Вместо того, чтобы окончательно раздеться, он натянул брюки и застегнул пояс. Затем бросился к оставленному на столе карандашу и принялся рисовать в блокноте, пытаясь повторить узор видения. Но рисунки по-прежнему выходили убогими. Карл злился все больше, исчерчивая лист за листом. Наконец блокнот кончился. На последних листах линии получились гораздо ровнее, чем прежде, что оставляло надежду на более точное воспроизведение огненного знака.
Ева, что-то бормоча под нос, ползала по полу, то пытаясь одеться, то в недоумении начиная размахивать руками. Но Карл не обращал внимания на обезумевшую писательницу.
Он отбросил испорченный блокнот и принялся рисовать карандашом прямо на столе. Сначала он пытался начать с вычерчивания окружности, но вскоре вспомнил собственную теорию насчет слова «вечность» и задумался.
«Надо прорисовывать сегмент за сегментом, так будет лучше».
Однако стол к тому времени был исчерчен дальше некуда. Карл прыснул на него из сифона и принялся стирать карандашные штрихи обрывком Евиной комбинации. Но только размазал все, сделав стол окончательно непригодным для рисования.
– Что за день! – взревел Карл. – Все ни к черту!
Он вскочил со стула и, схватив Еву за локоть, быстро поднял ее на ноги:
– Ты еще здесь? Что ты тут делаешь? Что ты трясешься? Хочешь меня?
Карл наградил девушку звонкой пощечиной, но эффект ему не понравился – вместо рыданий он услышал горячий шепот:
– Тебе нравится бить меня? О! Сделай мне больно!
Рассвирепев, Шнайдер пнул Еву Миллер, она стукнулась затылком о край стола, и у нее носом пошла кровь.
Теперь она его совсем не интересовала. Карл начал рисовать на единственной свободной стене. Сегмент за сегментом он воспроизводил по памяти узор огненного знака. Так выходило гораздо точнее. Но Карл не закончил и четверти круга, когда карандаш от сильного нажима сломался. Немец бросился к чемодану, вывернул все вещи и отыскал перочинный нож. Однако руки его так тряслись, а огрызок карандаша был настолько коротким, что он только окончательно испортил его. В ярости Карл отшвырнул бесполезную деревяшку и заметался по каюте взглядом в поисках хоть чего-то пригодного для рисования. Наконец его взгляд привлекло большое кровавое пятно на подушке.
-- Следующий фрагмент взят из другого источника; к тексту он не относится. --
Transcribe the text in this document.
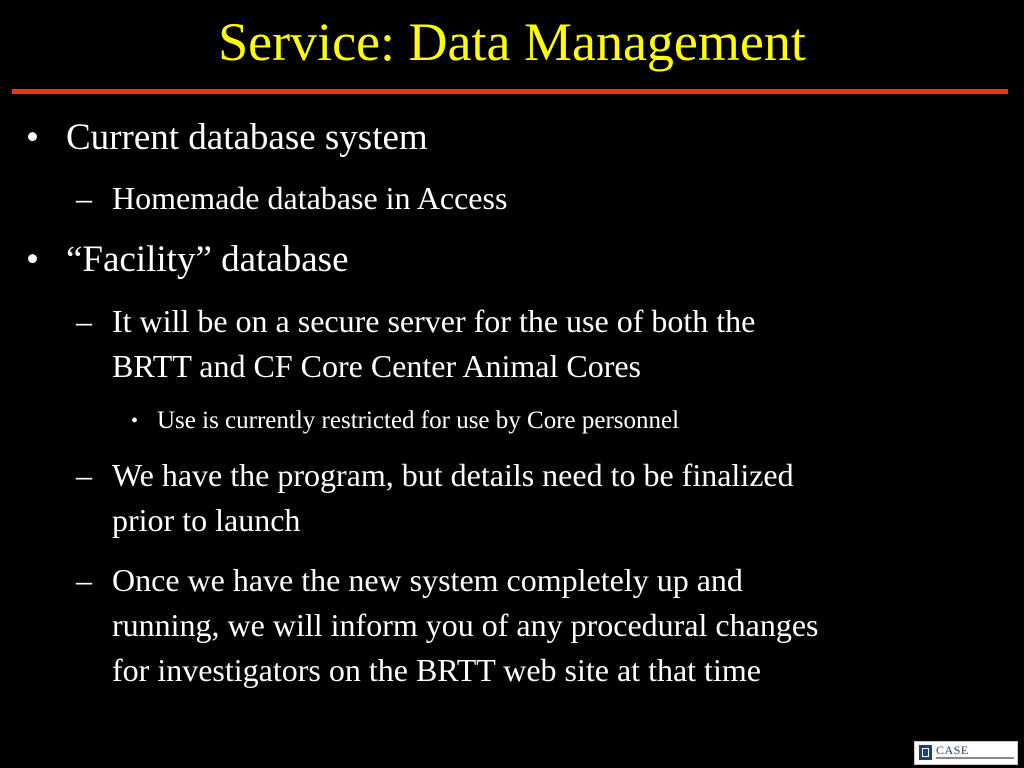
Service: Data Management
• Current database system
– Homemade database in Access
• “Facility” database
– It will be on a secure server for the use of both the
BRTT and CF Core Center Animal Cores
• Use is currently restricted for use by Core personnel
– We have the program, but details need to be finalized
prior to launch
– Once we have the new system completely up and
running, we will inform you of any procedural changes
for investigators on the BRTT web site at that time
CASE
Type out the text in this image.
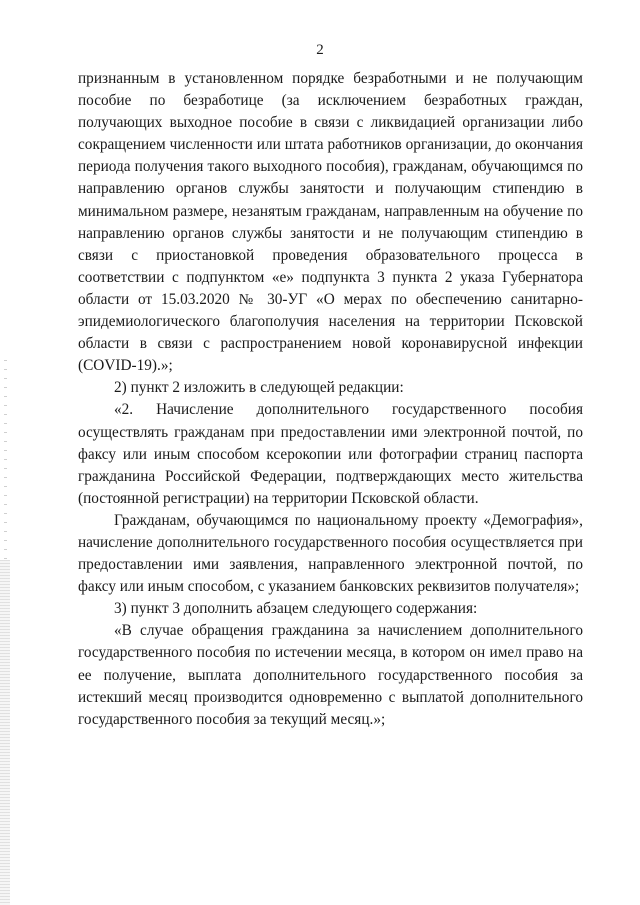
2

признанным в установленном порядке безработными и не получающим пособие по безработице (за исключением безработных граждан, получающих выходное пособие в связи с ликвидацией организации либо сокращением численности или штата работников организации, до окончания периода получения такого выходного пособия), гражданам, обучающимся по направлению органов службы занятости и получающим стипендию в минимальном размере, незанятым гражданам, направленным на обучение по направлению органов службы занятости и не получающим стипендию в связи с приостановкой проведения образовательного процесса в соответствии с подпунктом «е» подпункта 3 пункта 2 указа Губернатора области от 15.03.2020 № 30-УГ «О мерах по обеспечению санитарно-эпидемиологического благополучия населения на территории Псковской области в связи с распространением новой коронавирусной инфекции (COVID-19).»;

2) пункт 2 изложить в следующей редакции:

«2. Начисление дополнительного государственного пособия осуществлять гражданам при предоставлении ими электронной почтой, по факсу или иным способом ксерокопии или фотографии страниц паспорта гражданина Российской Федерации, подтверждающих место жительства (постоянной регистрации) на территории Псковской области.

Гражданам, обучающимся по национальному проекту «Демография», начисление дополнительного государственного пособия осуществляется при предоставлении ими заявления, направленного электронной почтой, по факсу или иным способом, с указанием банковских реквизитов получателя»;

3) пункт 3 дополнить абзацем следующего содержания:

«В случае обращения гражданина за начислением дополнительного государственного пособия по истечении месяца, в котором он имел право на ее получение, выплата дополнительного государственного пособия за истекший месяц производится одновременно с выплатой дополнительного государственного пособия за текущий месяц.»;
– А ну иди сюда, потаскуха! – Он поманил Еву пальцем.
Писательница, все еще находясь под воздействием огненного цветка, придвинулась к нему, и Карл с наслаждением ударил ее кулаком в нос. Ева без чувств рухнула на кровать, а кровь полилась чуть ли не фонтаном. Карл зачерпнул алую жидкость ладонью и принялся ею дорисовывать знак.
Чем меньше ему оставалось, тем точнее становились линии. Ева пришла в чувство и застонала, но Карл уже ничего не видел и не слышал вокруг – ему оставался последний сегмент.